REPUBLIKA.CO.ID, JAKARTA— Ketua DPP PDI Perjuangan, Said Abdullah menyampaikan duka mendalam atas wafatnya Kwik Kian Gie.
Mantan Menteri Koordinator Ekonomi, Keuangan, dan Industri (Menko Ekuin) RI itu meninggal dunia pada Senin (28/7/2025). Kwik Kian Gie dikabarkan meninggal dunia pada usia 90 tahun.
“Kami keluarga besar PDI Perjuangan kehilangan atas kepergianmu. Semoga Tuhan Yang Maha Esa menempatkan Pak Kwik ke tempat yang terhormat. Lantunan doa senantiasa kami panjatkan mengiringi ruhmu di alam keabadian. Selamat Jalan Pak Kwik,” kata dia, kepada media di Jakarta, Selasa (29/7/2025).

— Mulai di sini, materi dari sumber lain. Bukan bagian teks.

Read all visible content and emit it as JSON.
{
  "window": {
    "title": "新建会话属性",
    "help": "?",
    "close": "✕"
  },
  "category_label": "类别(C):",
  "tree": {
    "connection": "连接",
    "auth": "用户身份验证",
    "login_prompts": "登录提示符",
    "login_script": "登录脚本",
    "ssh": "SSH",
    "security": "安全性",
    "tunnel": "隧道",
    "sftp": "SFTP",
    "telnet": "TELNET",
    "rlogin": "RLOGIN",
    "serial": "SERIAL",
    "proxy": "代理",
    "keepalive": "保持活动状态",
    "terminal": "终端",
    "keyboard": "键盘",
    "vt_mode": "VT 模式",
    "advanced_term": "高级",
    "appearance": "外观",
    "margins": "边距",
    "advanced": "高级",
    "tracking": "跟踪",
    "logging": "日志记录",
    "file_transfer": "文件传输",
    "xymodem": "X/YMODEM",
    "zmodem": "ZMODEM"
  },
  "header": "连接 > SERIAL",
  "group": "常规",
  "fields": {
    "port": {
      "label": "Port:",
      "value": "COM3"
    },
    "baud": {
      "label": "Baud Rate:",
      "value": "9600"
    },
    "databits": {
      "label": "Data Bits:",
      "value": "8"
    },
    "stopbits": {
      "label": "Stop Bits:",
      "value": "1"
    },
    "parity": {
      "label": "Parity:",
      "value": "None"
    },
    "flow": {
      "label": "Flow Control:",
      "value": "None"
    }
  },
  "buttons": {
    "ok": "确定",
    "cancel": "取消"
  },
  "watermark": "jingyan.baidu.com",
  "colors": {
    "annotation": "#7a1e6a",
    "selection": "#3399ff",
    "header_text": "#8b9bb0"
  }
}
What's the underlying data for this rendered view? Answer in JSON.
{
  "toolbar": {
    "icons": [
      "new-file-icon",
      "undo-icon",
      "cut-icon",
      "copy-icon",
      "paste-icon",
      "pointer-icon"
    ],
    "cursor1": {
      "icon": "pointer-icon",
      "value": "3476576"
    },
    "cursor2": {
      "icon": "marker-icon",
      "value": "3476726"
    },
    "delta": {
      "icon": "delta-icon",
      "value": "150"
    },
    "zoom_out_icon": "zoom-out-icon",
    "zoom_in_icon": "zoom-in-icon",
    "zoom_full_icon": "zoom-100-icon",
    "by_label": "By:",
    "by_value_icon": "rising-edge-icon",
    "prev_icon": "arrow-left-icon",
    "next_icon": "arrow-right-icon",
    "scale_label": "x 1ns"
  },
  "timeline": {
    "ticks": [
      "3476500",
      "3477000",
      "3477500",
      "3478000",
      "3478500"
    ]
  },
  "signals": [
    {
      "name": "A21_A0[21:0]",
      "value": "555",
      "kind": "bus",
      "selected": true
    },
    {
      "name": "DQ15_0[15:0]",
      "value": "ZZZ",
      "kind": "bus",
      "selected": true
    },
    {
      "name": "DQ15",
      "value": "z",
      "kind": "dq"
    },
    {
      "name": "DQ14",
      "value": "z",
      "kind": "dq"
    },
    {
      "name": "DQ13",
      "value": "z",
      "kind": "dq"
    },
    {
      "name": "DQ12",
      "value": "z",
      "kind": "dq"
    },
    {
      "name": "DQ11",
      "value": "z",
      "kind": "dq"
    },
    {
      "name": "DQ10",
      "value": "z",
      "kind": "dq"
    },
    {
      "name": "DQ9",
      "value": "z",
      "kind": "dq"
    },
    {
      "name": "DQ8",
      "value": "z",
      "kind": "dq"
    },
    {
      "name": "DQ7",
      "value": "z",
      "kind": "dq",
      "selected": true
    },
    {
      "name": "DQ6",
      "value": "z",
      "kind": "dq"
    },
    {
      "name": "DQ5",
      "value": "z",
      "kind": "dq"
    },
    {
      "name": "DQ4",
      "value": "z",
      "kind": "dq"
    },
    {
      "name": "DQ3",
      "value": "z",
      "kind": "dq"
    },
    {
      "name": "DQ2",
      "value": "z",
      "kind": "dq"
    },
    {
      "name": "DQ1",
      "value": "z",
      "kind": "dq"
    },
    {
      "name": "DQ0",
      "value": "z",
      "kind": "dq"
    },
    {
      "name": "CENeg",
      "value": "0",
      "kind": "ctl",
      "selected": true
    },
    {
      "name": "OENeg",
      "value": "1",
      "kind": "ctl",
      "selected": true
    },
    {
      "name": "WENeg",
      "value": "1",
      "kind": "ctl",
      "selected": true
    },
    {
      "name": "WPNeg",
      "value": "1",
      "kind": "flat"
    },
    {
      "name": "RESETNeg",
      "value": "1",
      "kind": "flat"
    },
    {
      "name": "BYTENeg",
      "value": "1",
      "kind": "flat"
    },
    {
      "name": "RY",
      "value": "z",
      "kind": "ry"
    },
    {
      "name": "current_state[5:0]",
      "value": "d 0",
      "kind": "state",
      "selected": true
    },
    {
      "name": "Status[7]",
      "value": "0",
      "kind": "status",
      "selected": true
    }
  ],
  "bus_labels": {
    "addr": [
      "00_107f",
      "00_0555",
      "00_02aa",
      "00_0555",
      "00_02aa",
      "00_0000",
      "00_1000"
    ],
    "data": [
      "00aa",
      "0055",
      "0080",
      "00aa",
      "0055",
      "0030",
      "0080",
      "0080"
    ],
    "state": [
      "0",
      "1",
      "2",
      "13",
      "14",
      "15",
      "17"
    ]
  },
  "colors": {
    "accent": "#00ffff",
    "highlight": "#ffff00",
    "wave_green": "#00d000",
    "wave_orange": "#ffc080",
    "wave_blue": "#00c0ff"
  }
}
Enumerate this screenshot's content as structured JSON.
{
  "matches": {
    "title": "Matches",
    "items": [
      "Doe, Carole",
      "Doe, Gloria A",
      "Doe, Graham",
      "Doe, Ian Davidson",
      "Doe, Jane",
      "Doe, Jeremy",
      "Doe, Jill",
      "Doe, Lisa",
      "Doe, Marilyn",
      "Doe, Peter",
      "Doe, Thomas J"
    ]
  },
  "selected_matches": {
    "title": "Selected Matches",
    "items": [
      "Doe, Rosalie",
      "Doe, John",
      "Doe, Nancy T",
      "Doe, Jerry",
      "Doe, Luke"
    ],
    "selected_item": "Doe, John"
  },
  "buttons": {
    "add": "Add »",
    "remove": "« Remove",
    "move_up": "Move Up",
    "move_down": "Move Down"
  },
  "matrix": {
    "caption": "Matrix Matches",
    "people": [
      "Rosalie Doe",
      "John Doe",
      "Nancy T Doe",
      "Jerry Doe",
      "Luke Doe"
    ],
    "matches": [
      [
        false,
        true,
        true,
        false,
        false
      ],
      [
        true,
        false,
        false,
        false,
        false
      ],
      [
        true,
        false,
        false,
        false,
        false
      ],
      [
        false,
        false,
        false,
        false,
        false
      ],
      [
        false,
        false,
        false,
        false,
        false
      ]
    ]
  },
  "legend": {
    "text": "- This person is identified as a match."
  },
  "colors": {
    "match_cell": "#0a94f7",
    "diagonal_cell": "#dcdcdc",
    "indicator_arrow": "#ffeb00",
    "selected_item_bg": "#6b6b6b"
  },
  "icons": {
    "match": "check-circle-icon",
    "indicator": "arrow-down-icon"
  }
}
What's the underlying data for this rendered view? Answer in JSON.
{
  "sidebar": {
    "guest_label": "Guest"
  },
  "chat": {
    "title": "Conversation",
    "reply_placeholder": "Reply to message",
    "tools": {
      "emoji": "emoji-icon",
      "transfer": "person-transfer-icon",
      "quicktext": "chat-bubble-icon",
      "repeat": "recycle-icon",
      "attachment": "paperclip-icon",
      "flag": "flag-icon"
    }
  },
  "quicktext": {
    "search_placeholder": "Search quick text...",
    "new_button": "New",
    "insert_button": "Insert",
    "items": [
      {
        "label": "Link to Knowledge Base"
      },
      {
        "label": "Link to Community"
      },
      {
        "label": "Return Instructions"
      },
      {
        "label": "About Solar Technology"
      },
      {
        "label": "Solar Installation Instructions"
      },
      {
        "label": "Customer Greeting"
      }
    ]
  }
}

Said mengatakan, Indonesia kehilangan ekonom gigih, guru bangsa yang terus menyuarakan idealisme hingga akhir hayat.
Dirinya berkisar awal mula bertemu Pak Kwik, begitu akrab disapa, pada 988. Ketika itu Said masih menjabat sebagai Sekretaris PDI Kabupaen Sumenep ikut rapat koordinasi di Kantor DPD PDI Jawa Timur.
Rapat koordinasi dipimpin oleh Pak Marsusi selaku Ketua DPD. Saat itu Pak Kwik hadir sebagai pembicara kunci, sekaligus Ketua Balitbangpus DPP PDI.
Teringat dalam kenangan momen itu, Pak Kwik dengan cakapnya mengulas persoalan persoalan ekonomi bangsa. “Ekonomi kita semuanya impor. Kita cuma menjadi bangsa perakit,” kata Said mengutip pernyataan Pak Kwik.
Said menilai, pikiran-pikiran Pak Kwik selalu bernas dan kritis, terutama soal soal ekonomi dan politik. Tak peduli, di dalam dan di luar kekuasaan, sikap politik dan kepribadiannya tidak berubah. Idealisme menjadi rel penyangga sekaligus “hakim” untuk menentukan langkah langkahnya. “Kecintaannya terhadap republik ini tidak surut dibarter oleh apapun,” tutur dia.
Said mengisahkan, saat krisis 1997/1998, Pak Kwik menonjol sebagai figur terdepan mempersoalkan skema penyelesaian ala IMF terhadap utang para obligor. IMF dan sejumlah menteri di kabinet menyetujui skema pengambil alihkan aset para obligor atas utang mereka di bank yang diambil alih oleh BPPN.
Pak Kwik menilai, sejumlah aset perusahaan yang disita BPPN jumlahnya tidak sebanding dengan jumlah utang, sebab asetnya jauh lebih kecil dibandingkan kewajibannya. Pak Kwik kalah dalam keputusan ini, namun beliau tetap berdiri dengan kepala tegak.
Said mengisahkan dalam sebuah cerita lain. Pada 2004, Ibu Mega yang saat itu menjabat sebagai Presiden memerintahkan Pak Kwik selaku Kepala Bappenas untuk mengelola sendiri Blok Migas di Cepu dari Exxon Mobil (EM) yang berposisi sebagai Technical Assitance Contract (TAC) yang akan berakhir 2005.
Pak Kwik bersama Pertamina membuat konsep kontrak kerjasama operasi di mana EM nantinya menjadi subordinat Pertamina. Desain ini sangat memberi nilai ekonomi yang besar bagi bangsa, namun belum terimplementasi, masa pemerintahan Ibu Mega berakhir.
“Tidak sejengkal pun kita ragu atas nasionalismenya Pak Kwik, beliau meneruskan jalan pikiran Bung Karno dan Bung Hatta, yang menginginkan ekonomi kita sebagai bangsa bisa mandiri. Oleh sebab itu, beliau selalu memberi perhatian besar tentang bagaimana sumber daya alam dikelola, dan bagaimana cara mengelolanya,” kata dia mengenang jejak Pak Kwik.